"Power’s book is striking in its simplicity and ingenious craftsmanship." — Alec Soth
MASS, the new book by Mark Power, examines the dominance and influence of the Catholic church in Poland. While living in Poland during the autumn and winter of 2010/11 Power sought permission to photograph over fifty Catholic church services in the southern city of Krakow. Power, a lapsed Catholic, had already become fascinated by the great numbers attending Mass each day and by the intensity of faith on display, appearing to cross borders of class and age, often in settings of spectacular beauty.
Power photographed each Mass from the 'choir' (‘organista' in Polish) high up at the back of the church, using long exposures of between one and twenty seconds, depending on the available light. Remembering, from childhood, that there were three points during a service when the congregation remains still for any length of time, he learnt to follow the service in Polish and anticipate when these precious moments would occur.

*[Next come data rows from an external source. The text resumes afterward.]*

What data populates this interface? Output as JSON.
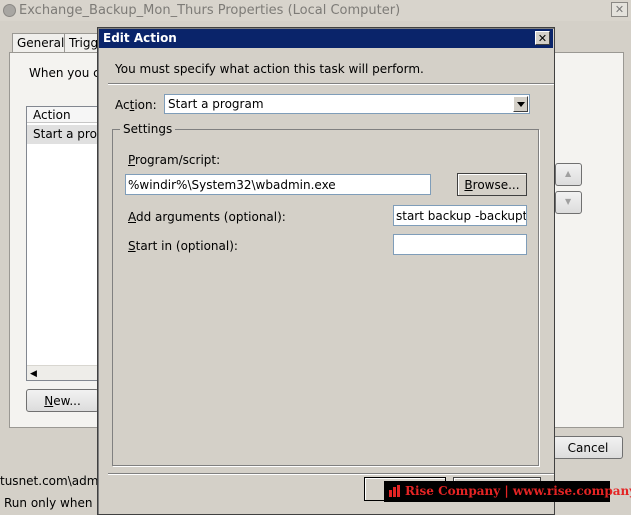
{
  "background_window": {
    "title": "Exchange_Backup_Mon_Thurs Properties (Local Computer)",
    "close_glyph": "✕",
    "tabs": [
      "General",
      "Trigg"
    ],
    "description": "When you cr",
    "action_list": {
      "header": "Action",
      "row": "Start a progr"
    },
    "new_button": {
      "pre": "",
      "mnemonic": "N",
      "post": "ew..."
    },
    "cancel_button": "Cancel",
    "footer_user": "tusnet.com\\admin",
    "footer_run": "Run only when us"
  },
  "dialog": {
    "title": "Edit Action",
    "close_glyph": "✕",
    "message": "You must specify what action this task will perform.",
    "action_label": {
      "pre": "Ac",
      "mnemonic": "t",
      "post": "ion:"
    },
    "action_value": "Start a program",
    "settings_legend": "Settings",
    "program_label": {
      "pre": "",
      "mnemonic": "P",
      "post": "rogram/script:"
    },
    "program_value": "%windir%\\System32\\wbadmin.exe",
    "browse_button": {
      "pre": "",
      "mnemonic": "B",
      "post": "rowse..."
    },
    "args_label": {
      "pre": "",
      "mnemonic": "A",
      "post": "dd arguments (optional):"
    },
    "args_value": "start backup -backuptarg",
    "startin_label": {
      "pre": "",
      "mnemonic": "S",
      "post": "tart in (optional):"
    },
    "startin_value": ""
  },
  "watermark": {
    "text": "Rise Company | www.rise.company"
  },
  "colors": {
    "dialog_title_bar": "#0a246a",
    "watermark_text": "#e42424"
  }
}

In the book, each portrait of a ‘Mass’ (of which there are 18) is paired with a close-up of a collection slot. The congregation is encouraged to donate what money they can. Power notes: ‘These [slots] act as a counterpoint to the beauty and celebratory grandeur of the interiors. There is much debate in Poland about the power and wealth of the church, perhaps most specifically in Krakow, and this was something I wanted to investigate and allude to. But what started out as a tirade against the Catholicism soon turned to envy, both for the palpable sense of community and for a belief that I saw, understood, but simply couldn't reach.